FICTION: Vilma was overshadowed by the supporting cast of this film. (The Urian critics disagreed! They gave Vilma, her third consecutive best actress! Hah! Beat that!)
DEKADA 70 (2002)
“Santos’ Amanda effortlessly and movingly chronicles the changed consciousness of the family and the country, with understatement her most reliable tool. Pic begins and ends with images of Santos at the forefront of a political demonstration, and nothing, from first image to last, for 128 minutes, is allowed to spontaneously or slyly deviate from the logic of her consciousness-raising.” – Ronnie Scheib, Variety Magazine
“Last seen in ANAK (SFIAAFF ‘01), Vilma Santos delivers an understated, profoundly moving performance as the matriarch whose awakening redefines the traditional mother and wife role she donned for years. This is the story of an incredible character that survived an unforgettable decade.” - Michael Magnaye – The 22nd San Fransisco Asian-American Film Festival, (2004)
“As Amanda, Vilma Santos shows again why Brocka, before he died, had likened her to water. “She can register anything,” he said. In “Dekada”, its the same Santos of vigor and transparency. The only difference is the depth, the resonance, and the greater confidence. Can she ever go wrong?” – Lito B. Zulueta, Philippine Daily Inquirer, December 30, 2002
FACTS: Vilma Santos’ 4th Grand Slam wins for Best Actresses. The film was exhibited in last year’s “Cinema of the world” section at Cannes. Philippines’ Official Entry at the 76th Academy Awards Best Foreign Language Film. Vilma’s 4th Grandslam Best Actress wins.
FICTION: Dekasa 70 was written by Lualhati Bautista for Nora Aunor.

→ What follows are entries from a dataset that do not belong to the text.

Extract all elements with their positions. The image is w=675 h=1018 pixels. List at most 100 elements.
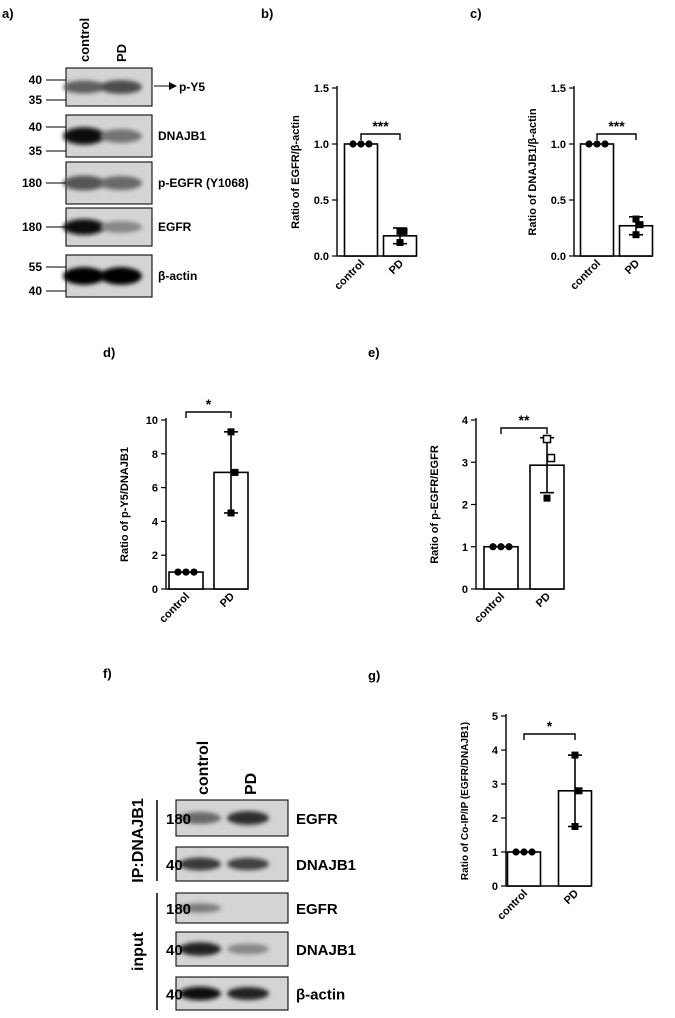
data-point — [542, 434, 552, 444]
y-tick-label: 1.5 — [314, 83, 329, 95]
y-tick-label: 0 — [152, 584, 158, 596]
lane-label: control — [195, 741, 212, 795]
y-axis-label: Ratio of EGFR/β-actin — [290, 115, 302, 229]
data-point — [174, 568, 182, 576]
band-control — [179, 986, 221, 1001]
data-point — [357, 140, 365, 148]
x-tick-label: PD — [218, 591, 237, 610]
y-tick-label: 4 — [492, 745, 499, 757]
data-point — [601, 140, 609, 148]
group-label: input — [130, 931, 147, 971]
mw-marker: 180 — [166, 901, 191, 918]
band-control — [63, 267, 105, 285]
data-point — [543, 494, 551, 502]
panel-label: f) — [103, 666, 112, 681]
data-point — [182, 568, 190, 576]
y-tick-label: 0 — [462, 584, 468, 596]
significance-bracket — [185, 411, 232, 418]
mw-marker: 40 — [166, 987, 183, 1004]
band-pd — [227, 857, 269, 871]
significance-bracket — [523, 733, 576, 740]
y-tick-label: 2 — [152, 550, 158, 562]
band-label: p-Y5 — [179, 80, 205, 94]
band-control — [63, 127, 105, 145]
band-pd — [227, 811, 269, 825]
band-pd — [227, 986, 269, 1001]
band-control — [63, 80, 105, 94]
y-axis-label: Ratio of Co-IP/IP (EGFR/DNAJB1) — [460, 722, 471, 880]
data-point — [585, 140, 593, 148]
band-control — [63, 219, 105, 235]
data-point — [593, 140, 601, 148]
band-pd — [100, 129, 142, 143]
y-tick-label: 0.0 — [314, 251, 329, 263]
data-point — [400, 227, 408, 235]
data-point — [497, 543, 505, 551]
data-point — [520, 848, 528, 856]
mw-marker: 40 — [29, 284, 43, 298]
y-tick-label: 1 — [492, 847, 498, 859]
mw-marker: 180 — [22, 176, 42, 190]
panel-label: a) — [2, 6, 14, 21]
significance-label: * — [206, 396, 212, 412]
mw-marker: 40 — [29, 120, 43, 134]
group-label: IP:DNAJB1 — [130, 798, 147, 883]
x-tick-label: control — [157, 591, 192, 626]
chart: 0 2 4 6 8 10 Ratio of p-Y5/DNAJB1 control PD * — [119, 396, 249, 626]
x-tick-label: PD — [534, 591, 553, 610]
band-control — [179, 811, 221, 825]
band-label: DNAJB1 — [296, 857, 356, 874]
blot-f: control PD EGFR 180 DNAJB1 40 IP:DNAJB1 EGFR 180… — [130, 741, 356, 1011]
data-point — [231, 468, 239, 476]
y-axis-label: Ratio of DNAJB1/β-actin — [527, 108, 539, 235]
significance-label: *** — [372, 118, 389, 134]
band-pd — [227, 943, 269, 955]
mw-marker: 180 — [166, 811, 191, 828]
bar — [506, 851, 542, 887]
y-tick-label: 0.5 — [314, 195, 329, 207]
y-tick-label: 4 — [462, 415, 469, 427]
x-tick-label: PD — [387, 258, 406, 277]
data-point — [190, 568, 198, 576]
data-point — [489, 543, 497, 551]
y-tick-label: 1.0 — [314, 139, 329, 151]
data-point — [571, 751, 579, 759]
significance-bracket — [500, 427, 548, 434]
band-control — [179, 903, 221, 913]
band-label: DNAJB1 — [158, 129, 206, 143]
panel-label: e) — [368, 345, 380, 360]
band-label: EGFR — [296, 811, 338, 828]
y-tick-label: 2 — [462, 500, 468, 512]
chart: 0.0 0.5 1.0 1.5 Ratio of DNAJB1/β-actin contr… — [527, 83, 654, 292]
x-tick-label: PD — [562, 888, 581, 907]
panel-label: c) — [470, 6, 482, 21]
band-label: β-actin — [158, 269, 197, 283]
band-label: p-EGFR (Y1068) — [158, 176, 249, 190]
significance-label: * — [547, 718, 553, 734]
lane-label: PD — [114, 44, 129, 62]
panel-label: g) — [368, 668, 380, 683]
mw-marker: 180 — [22, 220, 42, 234]
significance-label: ** — [519, 412, 530, 428]
y-tick-label: 3 — [492, 779, 498, 791]
lane-label: control — [77, 18, 92, 62]
band-control — [63, 175, 105, 191]
data-point — [396, 239, 404, 247]
bar — [483, 545, 519, 590]
data-point — [349, 140, 357, 148]
y-tick-label: 0.0 — [551, 251, 566, 263]
data-point — [512, 848, 520, 856]
y-tick-label: 1.0 — [551, 139, 566, 151]
data-point — [546, 453, 556, 463]
data-point — [227, 428, 235, 436]
mw-marker: 40 — [166, 942, 183, 959]
significance-bracket — [596, 133, 637, 140]
y-tick-label: 1.5 — [551, 83, 566, 95]
mw-marker: 40 — [166, 857, 183, 874]
band-pd — [100, 175, 142, 191]
data-point — [575, 787, 583, 795]
panel-label: b) — [261, 6, 273, 21]
y-tick-label: 5 — [492, 711, 498, 723]
bar — [579, 143, 615, 257]
lane-label: PD — [243, 773, 260, 795]
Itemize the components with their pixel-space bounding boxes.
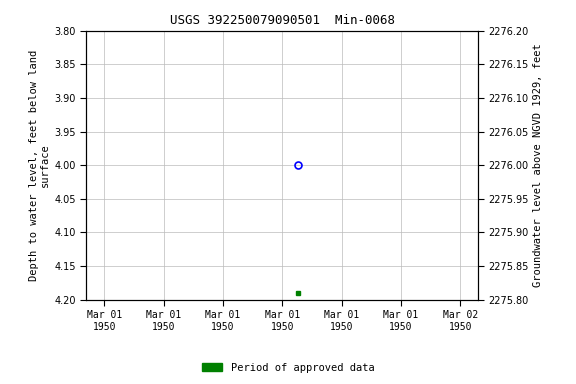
Title: USGS 392250079090501  Min-0068: USGS 392250079090501 Min-0068 — [170, 14, 395, 27]
Y-axis label: Depth to water level, feet below land
surface: Depth to water level, feet below land su… — [29, 50, 50, 281]
Y-axis label: Groundwater level above NGVD 1929, feet: Groundwater level above NGVD 1929, feet — [533, 43, 543, 287]
Legend: Period of approved data: Period of approved data — [198, 359, 378, 377]
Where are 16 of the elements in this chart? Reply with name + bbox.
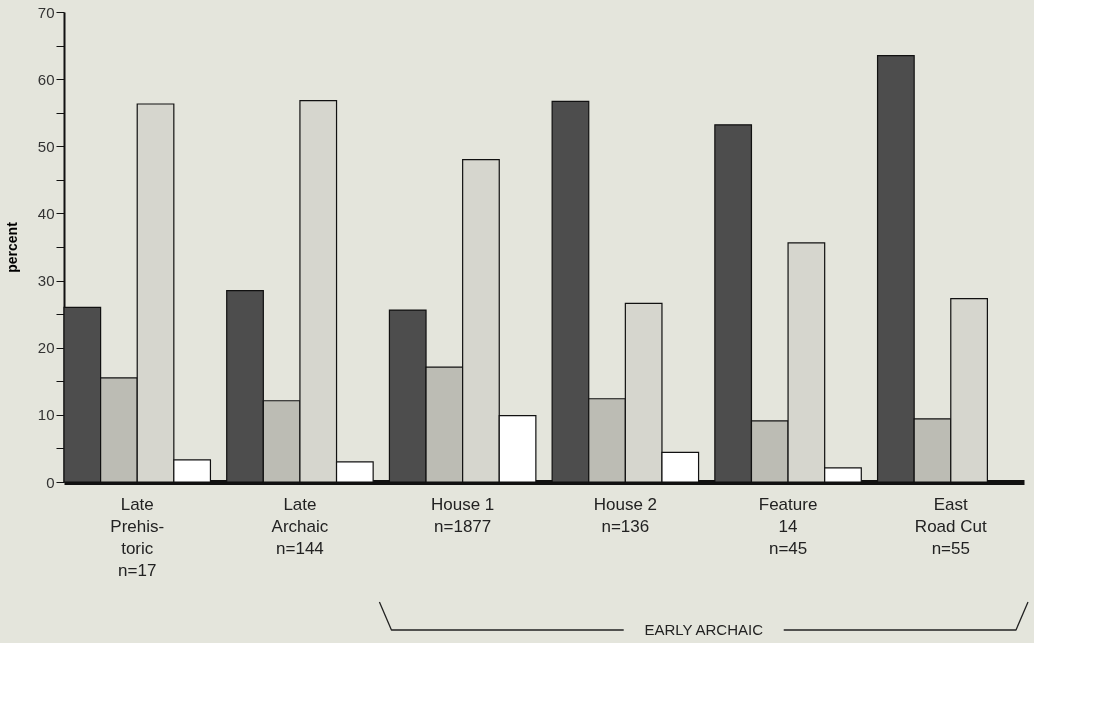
y-tick-label: 40 [37,204,55,222]
y-tick-label: 50 [37,137,55,155]
y-tick-label: 60 [37,70,55,88]
x-tick-label: House 1 n=1877 [430,494,495,536]
y-tick-label: 10 [37,406,55,424]
y-tick-label: 70 [37,3,55,21]
text: EARLY ARCHAIC [644,621,764,638]
y-tick-label: 30 [37,272,55,290]
x-tick-label: Late Prehis- toric n=17 [110,494,165,580]
x-tick-label: Feature 14 n=45 [758,494,818,558]
x-tick-label: Late Archaic n=144 [271,494,329,558]
x-tick-label: House 2 n=136 [593,494,658,536]
x-tick-label: East Road Cut n=55 [914,494,987,558]
y-tick-label: 0 [46,473,55,491]
y-axis-title: percent [3,221,20,273]
y-tick-label: 20 [37,339,55,357]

BATA BATA PAANO KA GINAWA? (1998)
“Sa tingin ko, sa Bata, Bata… pinakamagaling si Vilma Santos. Sa dami ng kanyang award, may ibubuga pa pala siya. Iba ang akting niya rito…Halatang feel na feel ni Vilma Santos ang kanyang papel dahil, gaya ng karakter ni Lea Bustamante, dalawa ang anak ni Vilma sa magkaibang lalake.” – Marra Pl. Lanot, Diario Uno, September 16, 1998
”And Vilma Santosis more than up to the challenge. Gone are the hysterically flapping hands, the melodramatic emoting, all the trademark acting tics. In their place is a heartfelt performance that distills Lea’s essence to an exquisite point-no movements are wasted, no gestures are overwrought. …Vilma rolls them on her tongue like the finest wine; when Lea is on the verge of breaking down, Vilma remains true to the spirit of her character… If the Lipa City mayor decides never to do another movie again, she can retire assured that her last performance-in a career already studded with formidable portrayals-may conceivably have been her best.” – Andrew E. Pardes, Manila Times, September 13, 1998
FACT: Opening gross was 5.2 million pesos. Another record breaking for Vilma. The film earned her a third grandslam best actress wins and her very first international recognition, winning the Brussel International film festival’s best actress award.